Error Reduction from Stacked Regressions
This work addresses the challenge of enhancing regression ensemble performance for statisticians and data scientists, offering a computationally efficient alternative with proven theoretical guarantees, though it is incremental as it builds on existing stacking techniques.
The paper tackles the problem of improving predictive accuracy in regression ensembles by proposing a new method for learning combination weights through regularized empirical risk minimization with nonnegativity constraints, showing that the resulting stacked estimator achieves strictly smaller population risk than the best single estimator, with gains up to 30% in low signal-to-noise scenarios.

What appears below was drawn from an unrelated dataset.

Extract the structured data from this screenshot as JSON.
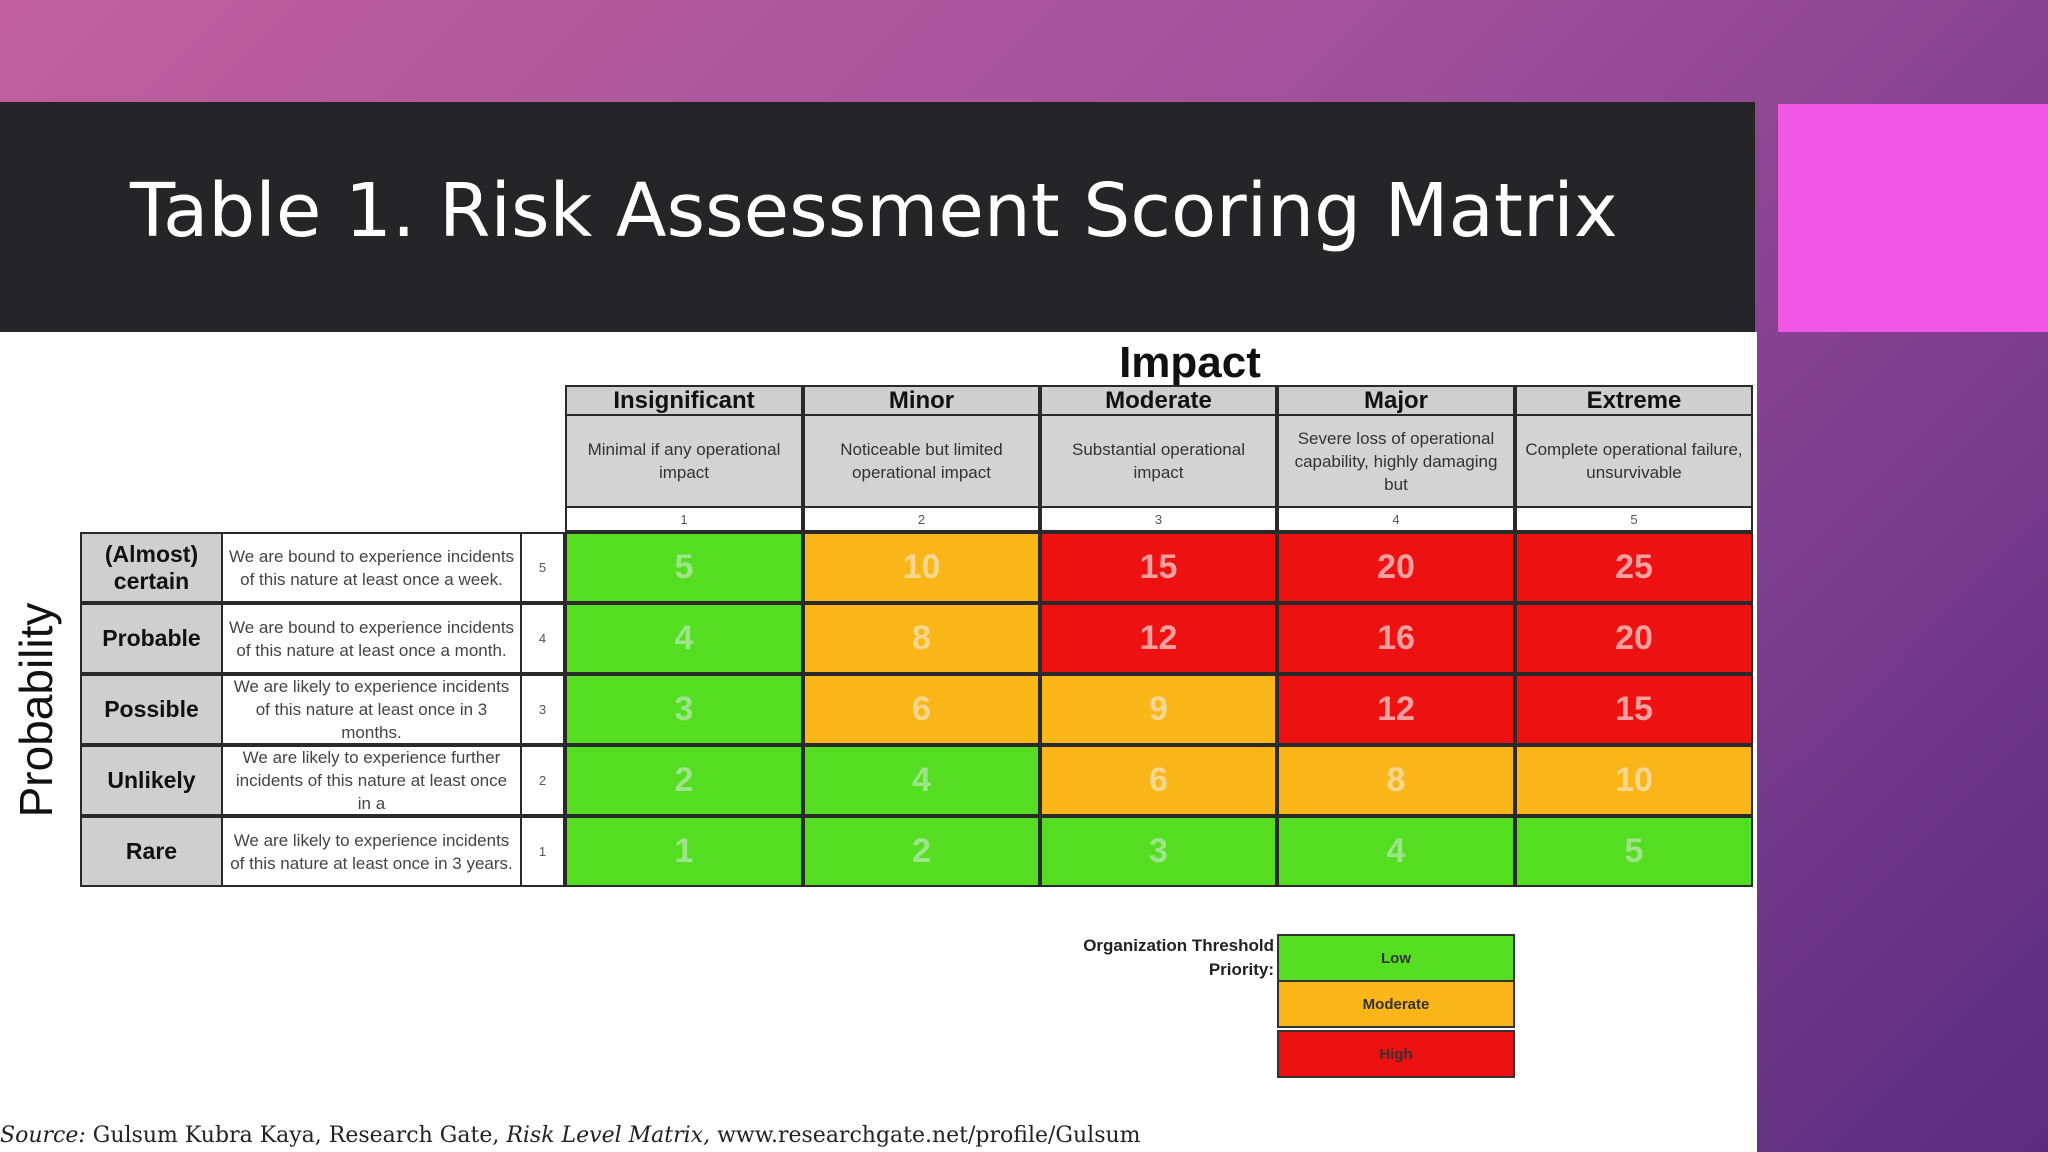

Stacking regressions is an ensemble technique that forms linear combinations of different regression estimators to enhance predictive accuracy. The conventional approach uses cross-validation data to generate predictions from the constituent estimators, and least-squares with nonnegativity constraints to learn the combination weights. In this paper, we learn these weights analogously by minimizing a regularized version of the empirical risk subject to a nonnegativity constraint. When the constituent estimators are linear least-squares projections onto nested subspaces separated by at least three dimensions, we show that thanks to an adaptive shrinkage effect, the resulting stacked estimator has strictly smaller population risk than best single estimator among them, with more significant gains when the signal-to-noise ratio is small. Here "best" refers to an estimator that minimizes a model selection criterion such as AIC or BIC. In other words, in this setting, the best single estimator is inadmissible. Because the optimization problem can be reformulated as isotonic regression, the stacked estimator requires the same order of computation as the best single estimator, making it an attractive alternative in terms of both performance and implementation.